Presented by Cirque du Soleil
Written and directed by Michel Laprise
Director of creation – Chantal Tremblay
Compositions and music direction by Raphaël Beau
Compositions and arrangements by Guy Dubuc and Marc Lessard
Acrobatic choreography by Andrea Ziegler, Rob Bollinger, Yaman Okur, Ben Potvin, Sidi Larbi Cherkaoui, Susan Gaudreau, Germain Guillemot, Boris Verkhovsky, Danny Zen
May 26th (premier) – July 10th, 2016
525 McClellan Highway
East Boston, MA 02128
Kurious on Facebook
Review by Gillian Daniels
(Suffolk Downs, Boston, MA) Kurios, unlike the other two Cirque du Soleil shows I’ve reviewed for The New England Theatre Geek, is tied to a world of technology and innovation. In 2012, Totem offered meditations on natural history, complete with frogs. Amaluna came to Boston in 2014 and involved a shipwreck on an island wild with magic, a loose adaptation of The Tempest.
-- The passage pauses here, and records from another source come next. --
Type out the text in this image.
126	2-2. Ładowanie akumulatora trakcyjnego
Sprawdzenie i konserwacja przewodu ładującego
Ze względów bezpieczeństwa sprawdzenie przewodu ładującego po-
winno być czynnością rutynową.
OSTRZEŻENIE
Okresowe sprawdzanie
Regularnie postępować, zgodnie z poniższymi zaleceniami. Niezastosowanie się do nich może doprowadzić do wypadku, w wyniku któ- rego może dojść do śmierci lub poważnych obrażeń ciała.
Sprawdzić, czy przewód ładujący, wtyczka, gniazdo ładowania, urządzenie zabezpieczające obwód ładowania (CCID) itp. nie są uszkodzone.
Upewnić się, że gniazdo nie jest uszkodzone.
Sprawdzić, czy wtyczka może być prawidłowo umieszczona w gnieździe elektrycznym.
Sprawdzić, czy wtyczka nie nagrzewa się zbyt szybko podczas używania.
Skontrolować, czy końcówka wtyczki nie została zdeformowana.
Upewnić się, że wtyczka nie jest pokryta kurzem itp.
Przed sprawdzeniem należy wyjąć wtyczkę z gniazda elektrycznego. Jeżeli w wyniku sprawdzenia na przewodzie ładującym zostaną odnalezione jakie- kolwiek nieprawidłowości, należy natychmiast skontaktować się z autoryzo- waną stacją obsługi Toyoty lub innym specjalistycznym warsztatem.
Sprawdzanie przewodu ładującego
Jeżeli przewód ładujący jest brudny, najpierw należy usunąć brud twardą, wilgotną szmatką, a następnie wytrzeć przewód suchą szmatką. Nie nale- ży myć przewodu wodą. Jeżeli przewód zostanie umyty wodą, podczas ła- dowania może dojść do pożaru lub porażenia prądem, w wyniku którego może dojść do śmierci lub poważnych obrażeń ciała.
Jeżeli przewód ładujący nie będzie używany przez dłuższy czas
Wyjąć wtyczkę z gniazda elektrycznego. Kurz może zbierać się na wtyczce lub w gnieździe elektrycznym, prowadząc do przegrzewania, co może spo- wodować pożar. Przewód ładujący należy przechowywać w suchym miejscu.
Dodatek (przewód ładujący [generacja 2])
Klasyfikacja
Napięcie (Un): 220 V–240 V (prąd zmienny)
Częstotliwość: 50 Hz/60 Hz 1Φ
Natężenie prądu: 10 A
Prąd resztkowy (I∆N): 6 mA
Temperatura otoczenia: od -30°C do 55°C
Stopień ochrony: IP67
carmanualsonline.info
Kurios, though, is centered on 19th century trains, gramophones, laboratories, and aerial machines.
There are some damn good acts here. A messenger bicyclist is lifted into the air on her way to make a special delivery. A dinner party is overturned so a man can stack chairs and climb to the top of the tent—where a mirror image of the dinner party is doing the same, but in the opposite direction. The clowns/narrators are also fun, specifically an electric woman that appears to be modeled on Maria from the silent science fiction film, Metropolis (1927). Kurios oozes charm, dripping with a steampunk glamour that will leave a certain kind of geeky, Boston denizen very pleased, indeed. Top hats and gears attached to dresses were numerous among the audience with whom I saw it.
Not every act falls into this idea of innovation. A number of them have a more nautical theme, perhaps hinting at a very different show earlier in development. The wonderful contortionist act that takes place on a giant hand has the players dressed in spandex that emulates striped fish. In a hilarious trampoline net act, bearded sailors shuck their raincoats to reveal scales underneath. The latter is the most weightless and joyful of the stunts on display.
Cirque du Soleil has set the bar so many times, it has some trouble out-doing itself. How do you make acrobatic acts more interesting than the life-and-death in spandex potential-catastrophes they already are? Too much of a good thing can be wonderful, but too much acrobatic skill can be numbing. There’s a reason this particular circus only comes to Boston once every two years.
Beyond the juxtaposition of technology and aquarium life, the other thing that doesn’t quite fit with the show is how male-heavy it is. Totem and Amaluna were a bit more even-handed in gender. There are memorable female characters, here—a little woman who lives inside the port hole tank body of one of the clowns, for instance, and the previously mentioned bicycle messenger for another—but they’re few and far between. This is a decidedly masculine show, where women are rarely the center of the action. Usually, they faint while throwing dinner parties and are objects of affection on awkward dates. But why? Just because most of the show is done in the Bunsen burner and hot air balloon style of the 19th century shouldn’t mean it has to emulate some of its more archaic gender politics.
Qualms aside, Kurios is as gorgeous and surreal as Cirque du Soleil’s best work. When the frame story of Kurios is revealed to be a waking dream by a distinguished scientist, it comes as little surprise. Cirque du Soleil specializes in night time hallucinations—evocative imagery, stunning costumes, and loosely connected pieces strung together by theme, like individual beads on a precious but strange necklace. Kurios is the same sort of deep sea treasure.